Endangered Species Act Rewrite Could Change Wildlife Protections
News broke recently that the federal government is considering a major rewrite of one of America’s most important conservation laws, the Endangered Species Act, with all indications pointing to a drastically weakened interpretation.
NWF’s own John Kostyack stopped by NPR to give an example of just how this could affect wildlife such as Northwest salmon:
“Rewrite Would Weaken Endangered Species Act”
by Elizabeth Shogren
Morning Edition, March 28, 2007 – “…John Kostyack, of the National Wildlife Federation, says a lawsuit filed by his group probably inspired one of the proposals. The case was about whether the government should require dam operators to protect endangered salmon in the Pacific Northwest.

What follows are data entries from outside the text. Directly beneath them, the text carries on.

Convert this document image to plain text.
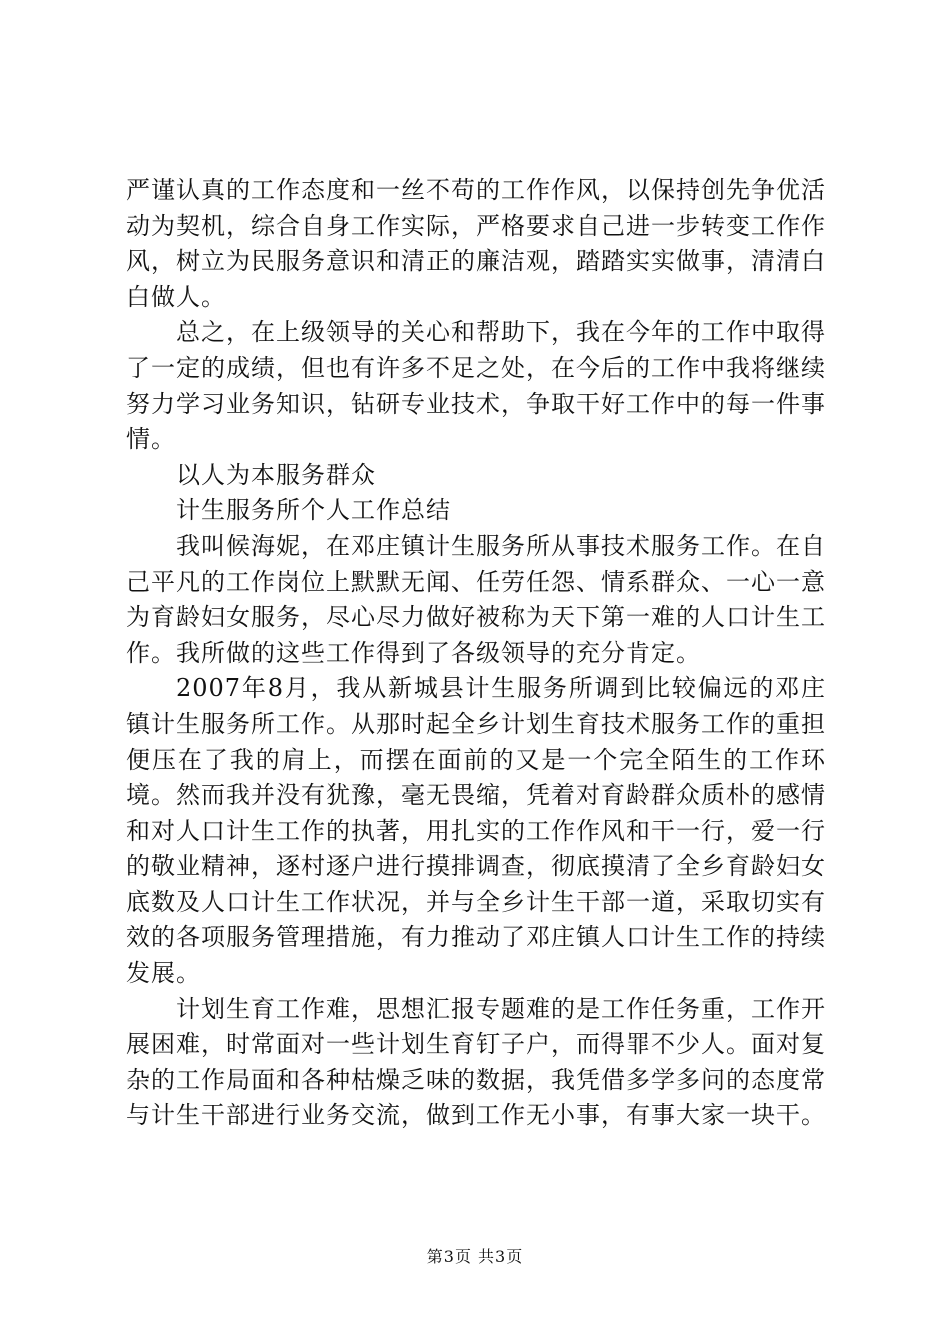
严谨认真的工作态度和一丝不苟的工作作风，以保持创先争优活动为契机，综合自身工作实际，严格要求自己进一步转变工作作风，树立为民服务意识和清正的廉洁观，踏踏实实做事，清清白白做人。

总之，在上级领导的关心和帮助下，我在今年的工作中取得了一定的成绩，但也有许多不足之处，在今后的工作中我将继续努力学习业务知识，钻研专业技术，争取干好工作中的每一件事情。

以人为本服务群众

计生服务所个人工作总结

我叫候海妮，在邓庄镇计生服务所从事技术服务工作。在自己平凡的工作岗位上默默无闻、任劳任怨、情系群众、一心一意为育龄妇女服务，尽心尽力做好被称为天下第一难的人口计生工作。我所做的这些工作得到了各级领导的充分肯定。

2007年8月，我从新城县计生服务所调到比较偏远的邓庄镇计生服务所工作。从那时起全乡计划生育技术服务工作的重担便压在了我的肩上，而摆在面前的又是一个完全陌生的工作环境。然而我并没有犹豫，毫无畏缩，凭着对育龄群众质朴的感情和对人口计生工作的执著，用扎实的工作作风和干一行，爱一行的敬业精神，逐村逐户进行摸排调查，彻底摸清了全乡育龄妇女底数及人口计生工作状况，并与全乡计生干部一道，采取切实有效的各项服务管理措施，有力推动了邓庄镇人口计生工作的持续发展。

计划生育工作难，思想汇报专题难的是工作任务重，工作开展困难，时常面对一些计划生育钉子户，而得罪不少人。面对复杂的工作局面和各种枯燥乏味的数据，我凭借多学多问的态度常与计生干部进行业务交流，做到工作无小事，有事大家一块干。

第3页 共3页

“‘The administration lost because they were arguing that they were not responsible for the very endangered condition of the salmon,’ he says. ‘And as long as their project didn’t worsen that very endangered situation, then they had no responsibility. The court said no.’
“The judge ordered the government to find ways to better protect the salmon, but Kostyack says under the new proposals that obligation would disappear. The government could keep giving industries permission to do things that harmed species, even on public land.
“‘As long as you weren’t worsening an already bad situation, you have no responsibility,’ Kostyack explains.”